Depuis quelques années, l’industrie spatiale connaît une révolution.

Le New Space désigne cette nouvelle ère où l’espace n’est plus réservé aux agences gouvernementales et aux grandes entreprises aérospatiales. L’arrivée d’acteurs privés, la baisse des coûts de lancement et l’innovation technologique transforment en profondeur le secteur. Dans ce contexte, de nombreux territoires voient dans le spatial une opportunité de réindustrialisation. En France, en Europe et ailleurs, les collectivités investissent pour attirer des entreprises du New Space et structurer des écosystèmes locaux. Mais cette ambition repose sur un défi majeur : la temporalité. La dynamique du New Space est rapide, tandis que les politiques industrielles et la montée en compétences locales prennent du temps.
 
Le spatial peut-il vraiment servir de levier de réindustrialisation durable ? Ou risque-t-il d’être une promesse séduisante, mais inadaptée aux réalités économiques et sociales des territoires ?
 
 

Un secteur en pleine révolution

Le New Space marque une rupture avec l’ancien modèle spatial, souvent qualifié d’Old Space. Pendant des décennies, l’exploration et l’exploitation de l’espace étaient dominées par des agences publiques comme la NASA, l’ESA ou Roscosmos. Les lancements étaient rares, coûteux et réservés à quelques grandes puissances. Aujourd’hui, l’écosystème a changé. L’arrivée d’acteurs privés comme SpaceX, Blue Origin ou encore des centaines de startups spécialisées a bouleversé les règles du jeu. La miniaturisation des satellites, l’impression 3D, l’intelligence artificielle et la réutilisation des lanceurs permettent d’envoyer des équipements en orbite à des coûts bien plus bas. Résultat : le nombre de satellites lancés a explosé, tout comme les applications dérivées, qu’il s’agisse d’observation de la Terre, de connectivité Internet ou encore de gestion des infrastructures énergétiques.
 
Ce basculement crée un nouveau marché qui attire des investissements et ouvre des opportunités industrielles pour les territoires. Plusieurs régions en Europe et aux États-Unis se positionnent pour devenir des hubs du New Space, misant sur la fabrication de satellites, le développement de micro-lanceurs ou encore l’exploitation des données spatiales.
Mais cette dynamique peut-elle réellement structurer une base industrielle solide et créer de l’emploi sur le long terme ?
 

Le pari industriel des territoires

La réindustrialisation est un enjeu clé pour de nombreux territoires, en particulier ceux marqués par le déclin des industries traditionnelles. L’espace est souvent perçu comme un secteur d’avenir, capable d’attirer des investissements technologiques et de créer des emplois hautement qualifiés. Plusieurs régions ont déjà investi massivement dans des infrastructures spatiales, espérant bénéficier d’un effet d’entraînement sur l’économie locale.

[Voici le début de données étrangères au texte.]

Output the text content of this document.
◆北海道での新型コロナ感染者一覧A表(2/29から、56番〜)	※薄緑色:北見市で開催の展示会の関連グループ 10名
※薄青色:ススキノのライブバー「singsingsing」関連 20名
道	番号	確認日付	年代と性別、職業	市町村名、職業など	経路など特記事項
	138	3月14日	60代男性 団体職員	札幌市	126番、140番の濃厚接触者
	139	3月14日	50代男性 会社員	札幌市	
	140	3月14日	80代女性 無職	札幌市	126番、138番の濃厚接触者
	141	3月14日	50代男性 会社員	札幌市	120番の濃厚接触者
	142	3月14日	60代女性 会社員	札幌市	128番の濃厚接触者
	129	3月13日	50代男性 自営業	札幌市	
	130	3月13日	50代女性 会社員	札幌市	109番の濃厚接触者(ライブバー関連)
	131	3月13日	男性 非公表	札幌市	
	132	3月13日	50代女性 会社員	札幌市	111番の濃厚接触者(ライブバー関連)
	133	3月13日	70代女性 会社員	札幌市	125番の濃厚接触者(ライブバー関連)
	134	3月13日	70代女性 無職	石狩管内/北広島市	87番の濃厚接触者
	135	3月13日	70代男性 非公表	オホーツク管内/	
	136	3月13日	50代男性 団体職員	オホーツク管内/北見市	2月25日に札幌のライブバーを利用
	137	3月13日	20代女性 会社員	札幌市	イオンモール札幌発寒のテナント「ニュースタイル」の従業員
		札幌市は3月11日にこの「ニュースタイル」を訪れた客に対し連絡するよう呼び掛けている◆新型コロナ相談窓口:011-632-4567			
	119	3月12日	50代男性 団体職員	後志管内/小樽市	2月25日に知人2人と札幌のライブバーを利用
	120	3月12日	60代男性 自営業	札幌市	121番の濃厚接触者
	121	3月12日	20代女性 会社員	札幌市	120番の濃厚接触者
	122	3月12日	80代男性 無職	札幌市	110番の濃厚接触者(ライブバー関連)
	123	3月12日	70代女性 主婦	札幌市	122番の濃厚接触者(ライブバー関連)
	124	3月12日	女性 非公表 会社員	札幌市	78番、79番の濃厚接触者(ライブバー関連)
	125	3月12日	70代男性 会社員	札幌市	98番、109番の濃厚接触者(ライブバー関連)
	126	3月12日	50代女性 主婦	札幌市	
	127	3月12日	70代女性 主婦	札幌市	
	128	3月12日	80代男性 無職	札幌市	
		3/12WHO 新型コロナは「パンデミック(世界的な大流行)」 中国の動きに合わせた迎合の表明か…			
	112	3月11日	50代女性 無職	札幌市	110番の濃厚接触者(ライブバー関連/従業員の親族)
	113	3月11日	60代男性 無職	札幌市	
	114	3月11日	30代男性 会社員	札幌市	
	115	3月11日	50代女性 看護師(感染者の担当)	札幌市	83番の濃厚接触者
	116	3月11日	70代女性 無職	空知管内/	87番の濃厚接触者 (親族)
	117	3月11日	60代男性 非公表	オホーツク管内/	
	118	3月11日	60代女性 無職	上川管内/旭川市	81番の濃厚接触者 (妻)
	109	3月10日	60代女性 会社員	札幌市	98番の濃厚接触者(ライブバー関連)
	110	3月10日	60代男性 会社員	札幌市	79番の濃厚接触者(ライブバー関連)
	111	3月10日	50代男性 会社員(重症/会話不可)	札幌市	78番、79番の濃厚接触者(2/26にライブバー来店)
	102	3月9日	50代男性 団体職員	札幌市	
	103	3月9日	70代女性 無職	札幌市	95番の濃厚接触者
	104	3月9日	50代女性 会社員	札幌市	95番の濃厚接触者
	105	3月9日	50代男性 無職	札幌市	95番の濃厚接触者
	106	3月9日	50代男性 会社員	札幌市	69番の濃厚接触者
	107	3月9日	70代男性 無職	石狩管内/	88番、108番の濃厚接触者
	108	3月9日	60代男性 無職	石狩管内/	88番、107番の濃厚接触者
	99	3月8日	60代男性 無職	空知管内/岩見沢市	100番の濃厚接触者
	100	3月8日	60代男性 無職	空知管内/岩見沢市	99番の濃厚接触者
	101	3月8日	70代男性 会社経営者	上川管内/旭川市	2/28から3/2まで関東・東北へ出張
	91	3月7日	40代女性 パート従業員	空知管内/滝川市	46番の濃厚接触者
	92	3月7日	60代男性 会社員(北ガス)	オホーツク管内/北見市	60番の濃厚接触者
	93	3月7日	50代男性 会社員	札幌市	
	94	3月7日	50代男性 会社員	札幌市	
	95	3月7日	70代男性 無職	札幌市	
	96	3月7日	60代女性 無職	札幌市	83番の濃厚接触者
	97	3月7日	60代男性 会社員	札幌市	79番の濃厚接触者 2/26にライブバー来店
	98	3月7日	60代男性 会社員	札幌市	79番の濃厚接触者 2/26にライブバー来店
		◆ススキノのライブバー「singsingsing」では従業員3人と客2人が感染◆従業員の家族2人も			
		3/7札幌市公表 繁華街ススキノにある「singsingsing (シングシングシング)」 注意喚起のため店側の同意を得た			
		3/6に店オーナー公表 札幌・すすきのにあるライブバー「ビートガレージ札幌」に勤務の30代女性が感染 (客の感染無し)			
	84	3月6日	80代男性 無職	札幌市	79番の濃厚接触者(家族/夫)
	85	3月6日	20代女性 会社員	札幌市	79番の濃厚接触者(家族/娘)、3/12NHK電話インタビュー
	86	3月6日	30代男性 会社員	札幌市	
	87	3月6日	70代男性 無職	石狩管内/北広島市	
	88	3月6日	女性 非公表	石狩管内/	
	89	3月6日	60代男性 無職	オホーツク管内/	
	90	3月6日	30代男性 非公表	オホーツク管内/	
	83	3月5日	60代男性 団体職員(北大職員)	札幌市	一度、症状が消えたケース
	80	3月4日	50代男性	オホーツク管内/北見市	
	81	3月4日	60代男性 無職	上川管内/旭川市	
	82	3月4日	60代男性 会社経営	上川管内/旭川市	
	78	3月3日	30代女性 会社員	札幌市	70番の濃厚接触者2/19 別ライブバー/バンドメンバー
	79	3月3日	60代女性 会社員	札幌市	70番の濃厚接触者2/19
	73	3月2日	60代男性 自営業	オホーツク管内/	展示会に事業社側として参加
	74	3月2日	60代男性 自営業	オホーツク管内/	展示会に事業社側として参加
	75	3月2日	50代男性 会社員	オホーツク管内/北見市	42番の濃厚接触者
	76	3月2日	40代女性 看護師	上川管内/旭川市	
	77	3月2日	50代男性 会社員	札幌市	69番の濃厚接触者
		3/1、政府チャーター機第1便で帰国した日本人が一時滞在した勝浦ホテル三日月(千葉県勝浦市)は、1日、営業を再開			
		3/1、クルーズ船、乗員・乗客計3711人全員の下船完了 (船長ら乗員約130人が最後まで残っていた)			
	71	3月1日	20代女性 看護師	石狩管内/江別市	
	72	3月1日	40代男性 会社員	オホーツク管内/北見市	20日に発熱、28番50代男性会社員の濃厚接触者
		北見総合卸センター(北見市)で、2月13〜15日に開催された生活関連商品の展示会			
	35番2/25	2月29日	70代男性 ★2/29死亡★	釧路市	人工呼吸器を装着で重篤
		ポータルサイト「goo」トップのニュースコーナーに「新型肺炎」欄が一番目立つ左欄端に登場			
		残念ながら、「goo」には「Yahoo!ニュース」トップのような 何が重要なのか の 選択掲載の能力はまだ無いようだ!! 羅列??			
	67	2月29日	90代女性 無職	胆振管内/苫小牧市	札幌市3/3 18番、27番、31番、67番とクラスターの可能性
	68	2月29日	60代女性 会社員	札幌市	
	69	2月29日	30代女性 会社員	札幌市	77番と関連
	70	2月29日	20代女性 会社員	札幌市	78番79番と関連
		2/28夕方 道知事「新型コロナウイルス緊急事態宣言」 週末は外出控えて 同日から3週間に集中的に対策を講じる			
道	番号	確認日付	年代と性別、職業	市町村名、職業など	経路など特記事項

L’exemple de Toulouse, en France, est souvent cité. La ville bénéficie déjà d’un écosystème aérospatial solide avec Airbus et le CNES. Le développement du New Space pourrait renforcer cette dynamique et stimuler l’innovation dans des domaines connexes comme l’intelligence artificielle ou la cybersécurité. D’autres territoires, moins spécialisés, cherchent à se positionner en créant des incubateurs, en favorisant l’installation d’usines de fabrication de satellites ou en investissant dans des spatioports pour le lancement de micro-satellites.
 
Cependant, un enjeu majeur demeure : le temps nécessaire pour structurer ces écosystèmes. Si les startups du New Space évoluent sur des cycles rapides, la mise en place d’une politique industrielle, le développement de formations adaptées et l’aménagement des infrastructures prennent plusieurs années. Il existe donc un décalage temporel entre les attentes des territoires et la réalité du marché.
 

Un défi temporel et économique

Le développement d’un territoire industriel autour du spatial doit s’inscrire dans une stratégie à long terme. Or, les besoins des territoires et des acteurs du New Space ne sont pas toujours alignés. D’un côté, les collectivités cherchent des résultats rapides. Elles investissent dans des infrastructures, proposent des incitations fiscales et mettent en place des programmes d’accompagnement pour attirer les entreprises du secteur.
Mais les résultats ne sont pas immédiats. Il faut du temps pour former des ingénieurs, développer une chaîne d’approvisionnement locale et structurer un écosystème compétitif.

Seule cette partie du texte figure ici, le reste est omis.